On Blog Posts and Bumbo Baby Seats

A few months ago, just back from maternity leave, I blogged about how I was feeling so inundated with warning labels.  We had just finished a house renovation, and I’d just had my second child, so the number of warning labels on everything from the new tub to the baby’s carseat were starting to drive me a little batty.  Okay, it could have been the sleep deprivation too, but I did wax poetic on the warning labels issue in that post.

Case in point.  Recently, I received a notice by email and in the mail that there has been a recall on Bumbo Baby Seats.  If you have no idea what I’m talking about, here’s a picture of one of these contraptions before the recall:

Now, I know it looks like a medieval torture device.  It’s not.  It’s one of the best baby products ever invented.  You put your not-quite-sitting-up-infant in the seat and WHAMO!  He can sit up!  The seat is light, and babies love it.  One important thing about this seat, or at least I thought, is that the baby is so wedged into the chair that he can’t tip it over, or tip himself out of it.  Both my sons have used the Bumbo, and neither one has ever tipped out of it.

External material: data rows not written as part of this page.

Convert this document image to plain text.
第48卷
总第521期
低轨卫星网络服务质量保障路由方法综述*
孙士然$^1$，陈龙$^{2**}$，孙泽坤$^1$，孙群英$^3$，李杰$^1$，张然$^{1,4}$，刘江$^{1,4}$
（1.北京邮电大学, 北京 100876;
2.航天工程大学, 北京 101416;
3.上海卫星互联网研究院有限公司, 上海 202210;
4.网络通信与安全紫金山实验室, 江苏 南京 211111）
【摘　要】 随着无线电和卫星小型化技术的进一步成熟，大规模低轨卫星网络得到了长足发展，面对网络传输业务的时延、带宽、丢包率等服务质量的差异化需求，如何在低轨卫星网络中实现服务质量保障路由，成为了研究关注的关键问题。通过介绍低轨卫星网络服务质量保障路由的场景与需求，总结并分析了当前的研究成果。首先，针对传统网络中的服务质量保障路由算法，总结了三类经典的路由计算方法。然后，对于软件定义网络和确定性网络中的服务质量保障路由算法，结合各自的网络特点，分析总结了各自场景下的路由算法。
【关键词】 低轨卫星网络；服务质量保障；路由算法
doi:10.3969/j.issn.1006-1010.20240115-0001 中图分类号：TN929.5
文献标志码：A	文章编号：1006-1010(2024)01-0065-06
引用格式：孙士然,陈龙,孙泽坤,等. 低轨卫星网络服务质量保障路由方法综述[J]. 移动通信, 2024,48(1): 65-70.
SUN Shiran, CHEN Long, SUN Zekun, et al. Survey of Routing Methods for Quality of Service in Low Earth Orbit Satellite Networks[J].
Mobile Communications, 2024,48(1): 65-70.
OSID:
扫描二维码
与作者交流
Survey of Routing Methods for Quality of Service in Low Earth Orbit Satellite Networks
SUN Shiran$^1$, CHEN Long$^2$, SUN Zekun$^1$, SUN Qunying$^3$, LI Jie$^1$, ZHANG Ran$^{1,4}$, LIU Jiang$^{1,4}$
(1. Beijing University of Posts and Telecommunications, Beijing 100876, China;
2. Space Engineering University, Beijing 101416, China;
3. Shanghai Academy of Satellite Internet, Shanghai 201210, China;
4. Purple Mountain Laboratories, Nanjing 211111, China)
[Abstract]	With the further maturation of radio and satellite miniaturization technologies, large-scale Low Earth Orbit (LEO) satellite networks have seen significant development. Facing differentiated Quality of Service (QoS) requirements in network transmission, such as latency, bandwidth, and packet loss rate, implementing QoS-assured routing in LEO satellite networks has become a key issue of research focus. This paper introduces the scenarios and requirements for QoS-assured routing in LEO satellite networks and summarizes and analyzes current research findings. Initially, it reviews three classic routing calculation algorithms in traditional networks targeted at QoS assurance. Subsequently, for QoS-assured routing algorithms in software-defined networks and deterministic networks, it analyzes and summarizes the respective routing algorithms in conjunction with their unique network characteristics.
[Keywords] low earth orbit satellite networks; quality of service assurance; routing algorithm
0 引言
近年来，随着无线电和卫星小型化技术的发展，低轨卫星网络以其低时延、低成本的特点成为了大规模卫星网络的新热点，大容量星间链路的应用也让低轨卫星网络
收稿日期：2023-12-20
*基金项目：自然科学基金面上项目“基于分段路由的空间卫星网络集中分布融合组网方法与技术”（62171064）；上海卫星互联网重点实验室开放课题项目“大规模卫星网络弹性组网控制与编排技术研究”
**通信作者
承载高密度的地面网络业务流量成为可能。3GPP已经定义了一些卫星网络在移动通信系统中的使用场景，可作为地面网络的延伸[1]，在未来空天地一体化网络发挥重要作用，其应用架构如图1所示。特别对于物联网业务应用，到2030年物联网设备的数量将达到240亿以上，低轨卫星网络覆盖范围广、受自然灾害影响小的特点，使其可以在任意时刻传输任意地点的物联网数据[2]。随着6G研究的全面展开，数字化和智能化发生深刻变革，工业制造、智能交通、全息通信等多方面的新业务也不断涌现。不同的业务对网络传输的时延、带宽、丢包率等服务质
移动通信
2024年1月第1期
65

Even before the recall, there were warnings.  Users are told not to use it in the bathtub or on raised surfaces, and there is also a warning to always watch your baby when he’s in it.  Well, it appears that wasn’t enough.  Apparently, some babies more determined than mine did, in fact, succeed in tipping themselves out of the Bumbo.  So, the company has issued a recall, and this is what the seat looks like since the company added a seatbelt:

And, of course, there is a new warning label to be affixed over the old one, something called “repair kit instructions,” and a video about how to properly use the Bumbo.

I know I’m being flippant.  Many infants and children are injured every year when products made for them are misused, or even when they are used properly (thus the recalls).  I’m not trying to trivialize those cases.  I do, however, see this as an example of the common sense filter I talked about in that prior post.

A quick comparison of the warnings included with the Bumbo prove my point.  The warning not to use the Bumbo in the bathtub is quite helpful–the seat resembles another product that is used to help a child sit up in the bathtub, and I can see how someone might confuse the two.  But an instruction not to leave the child unattended?  And a warning not to put a baby in the seat on a raised surface?  Come on folks.  That’s parenting/child care 101.  Those types of warnings are the worst, because they give us an excuse not to think for ourselves.  We get lazy, and believe that we need to be spoon-fed our own common sense.  We should expect–and want–better for ourselves.